Mas aquilo que se espera de algo, limita a experiência, que por excelência seria experimentar, experienciar o diferente, o inesperado.

Um dos personagens do filme – personagem de Woody Allen – é um exemplar humano dos mais cômicos: O único homem com três ids!

O id é a instância da mente definida por Freud como sendo a parte mais próxima dos instintos, dos desejos irreprimíveis; a fonte de energia que funciona e se dirige para a obtenção de prazer e satisfações ilimitadas. Ora, se ele tem três ids, onde estarão o ego e o superego?

Deixo a resposta de lado para que os personagens do filme nos mostrem o que é romper com o cabível.

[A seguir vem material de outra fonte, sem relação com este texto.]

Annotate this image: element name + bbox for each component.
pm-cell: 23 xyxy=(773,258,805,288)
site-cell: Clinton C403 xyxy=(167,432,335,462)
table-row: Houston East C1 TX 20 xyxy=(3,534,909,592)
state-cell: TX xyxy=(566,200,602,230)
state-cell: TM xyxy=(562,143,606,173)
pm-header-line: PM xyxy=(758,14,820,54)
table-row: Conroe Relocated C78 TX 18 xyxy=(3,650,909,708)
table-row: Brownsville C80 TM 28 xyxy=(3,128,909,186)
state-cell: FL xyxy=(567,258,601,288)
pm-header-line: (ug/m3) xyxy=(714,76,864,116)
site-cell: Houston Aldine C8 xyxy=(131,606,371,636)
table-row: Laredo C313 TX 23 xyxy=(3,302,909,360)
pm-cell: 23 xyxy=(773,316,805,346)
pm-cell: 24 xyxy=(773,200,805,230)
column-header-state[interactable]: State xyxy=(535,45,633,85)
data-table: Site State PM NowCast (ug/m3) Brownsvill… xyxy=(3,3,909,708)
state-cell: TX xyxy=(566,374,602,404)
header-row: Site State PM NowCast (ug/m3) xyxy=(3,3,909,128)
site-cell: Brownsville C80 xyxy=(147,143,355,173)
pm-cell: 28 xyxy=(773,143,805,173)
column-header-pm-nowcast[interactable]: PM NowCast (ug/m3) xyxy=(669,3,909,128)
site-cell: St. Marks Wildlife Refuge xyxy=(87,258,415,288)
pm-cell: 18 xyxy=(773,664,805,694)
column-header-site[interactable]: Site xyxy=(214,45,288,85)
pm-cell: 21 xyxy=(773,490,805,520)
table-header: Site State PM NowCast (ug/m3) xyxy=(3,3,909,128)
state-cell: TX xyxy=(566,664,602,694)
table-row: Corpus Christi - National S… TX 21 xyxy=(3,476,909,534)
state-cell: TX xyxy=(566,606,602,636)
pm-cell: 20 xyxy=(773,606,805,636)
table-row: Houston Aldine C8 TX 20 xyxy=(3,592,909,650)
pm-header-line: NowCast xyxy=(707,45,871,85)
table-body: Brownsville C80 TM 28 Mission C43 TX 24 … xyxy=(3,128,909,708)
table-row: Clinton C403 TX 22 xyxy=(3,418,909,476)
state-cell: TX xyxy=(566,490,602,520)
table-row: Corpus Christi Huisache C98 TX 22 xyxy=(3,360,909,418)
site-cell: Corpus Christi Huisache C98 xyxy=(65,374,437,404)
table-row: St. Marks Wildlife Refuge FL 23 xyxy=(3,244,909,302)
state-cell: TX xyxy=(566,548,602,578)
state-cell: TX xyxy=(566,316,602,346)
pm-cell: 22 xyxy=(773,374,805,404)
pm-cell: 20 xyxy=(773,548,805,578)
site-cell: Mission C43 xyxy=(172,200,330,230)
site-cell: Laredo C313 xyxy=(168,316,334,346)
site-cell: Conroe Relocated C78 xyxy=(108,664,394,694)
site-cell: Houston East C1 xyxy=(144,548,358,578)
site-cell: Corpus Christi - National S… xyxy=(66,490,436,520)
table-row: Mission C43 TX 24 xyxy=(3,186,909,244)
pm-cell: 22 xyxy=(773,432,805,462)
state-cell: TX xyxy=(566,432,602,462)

Tomemos como exemplo o personagem de Roberto Benigni – Leopoldo Pisanello – uma dessas pessoas chamadas “comuns”. Vive sua vida pacata, com seu emprego, sua mulher e filhos. Não aspira nada além de sua ventura cotidiana. Mas eis que a tentação agridoce da fama vem lhe aventar o espírito. Ele é levado à condição de celebridade instantânea assim que uma certa câmera e certos jornalistas o implicam no papel de alguém famoso. A fama pela fama.

Na estiagem de nossos desejos, o culto à celebridade é elevado a sua máxima potência. O filme representa bem isso. Hilário em seu papel, Leopoldo não entende como a exploração de seu dia a dia pode se tornar uma coisa tão importante para a mídia e para o público.

A questão óbvia é que ali não reside importância para um público. É importante tão somente para o ciclo autofágico da mídia atual, que se autofecunda e auto sustenta. É o que o filme dá a entender da visão perspicaz de seu criador, Woody Allen.

Woody, fazendo no filme o papel de um diretor de ópera, encontra em um agente funerário a possibilidade do sucesso – e da fama.

O personagem do agente funerário é um tenor em potencial, um homem comum que canta de forma fenomenal somente no chuveiro. Mas o diretor de ópera, depois de descobri-lo, não aceita que esse dom fique restrito ao círculo da família e das paredes amplificadoras do banheiro do agente.

Mais um caso de hipérbole cômica que Allen se utiliza para marcar o território do qual ele fala.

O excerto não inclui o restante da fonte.